Les mâchicoulis de la grande salle du Puy ne sont pas d’ailleurs les seuls de ce genre que l’on trouve en Auvergne. L’église de Royat, près de Clermont, est couronnée par des mâchicoulis dont le style et la construction méritent d’être étudiés. Alors, les architectes chargés de diriger des travaux militaires ne croyaient pas que la laideur ou la vulgarité des formes fût une des conditions du programme imposé, sous le prétexte de tout sacrifier à l’utile. Parce que l’art entrait pour quelque chose dans leur composition, ces défenses ne perdaient rien de leur force ; souple, prêt à satisfaire à tous les besoins et même à les indiquer, l’artiste savait plaire aux yeux par l’étude attentive et vraie des moindres détails.
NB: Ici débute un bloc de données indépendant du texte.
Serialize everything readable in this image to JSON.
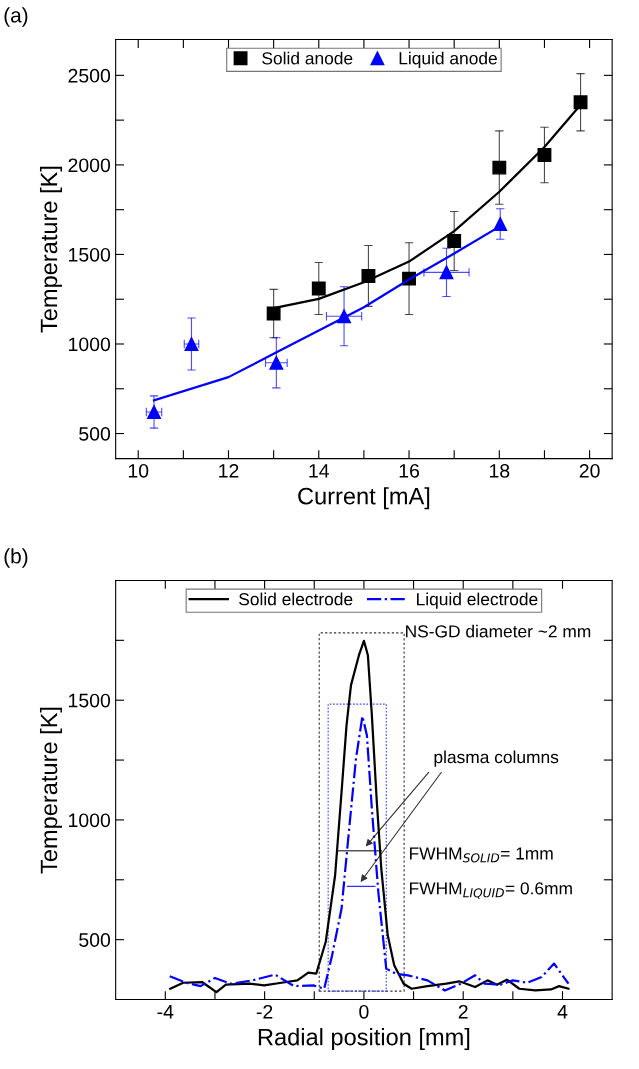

Certes, dans des travaux destinés à la défense d’une place ou d’un poste, quand l’art, comme chez les Chinois, intervient pour sculpter ou peindre, sur les créneaux, des monstres hideux, destinés à épouvanter les assaillants, on peut rire de ses inspirations ; mais quand, au contraire, loin de s’amuser à ces puérilités, l’art, se soumettant à toutes les exigences de la défense, sait donner aux moindres détails une forme belle, indiquant clairement leur destination ; quand il ne cherche autre chose que la structure la mieux raisonnée, la plus solide, on peut admettre qu’il est bon de lui laisser prendre sa place. Or, il est donné à l’art seul d’exprimer par des formes convenables tous les besoins, même les plus vulgaires, et nous ne verrions nul inconvénient à ce que, dans nos défenses modernes, l’aspect extérieur fût d’accord avec la réalité[1]. Couronner aujourd’hui une porte, une caserne, un ouvrage défendu par des mâchicoulis, cela serait ridicule ; mais il l’est tout autant, au moins, de donner à ces ouvrages militaires l’aspect d’un hôtel, de les entourer de pilastres romains, de les terminer par des corniches profilées suivant les règles de Vignole, et de border leurs baies de chambranles empruntés aux traités d’architecture qui remplissent les étalages des marchands de gravures. Tous les exemples des diverses parties de l’architecture du moyen âge que nous donnons dans cet ouvrage font assez voir que chacune de ces parties remplit exactement une fonction, et qu’on ne saurait confondre un détail d’un édifice militaire avec un détail d’un édifice civil ou

  1. Combien est-il de nos casernes casematées qui ont l’apparence de maisons de carton ? Telles qu’elles sont, nous admettons qu’elles résisteraient parfaitement aux effets des bombes ; mais à voir, à l’extérieur, leur maigre structure, personne ne leur prête les qualités robustes qu’elles possèdent.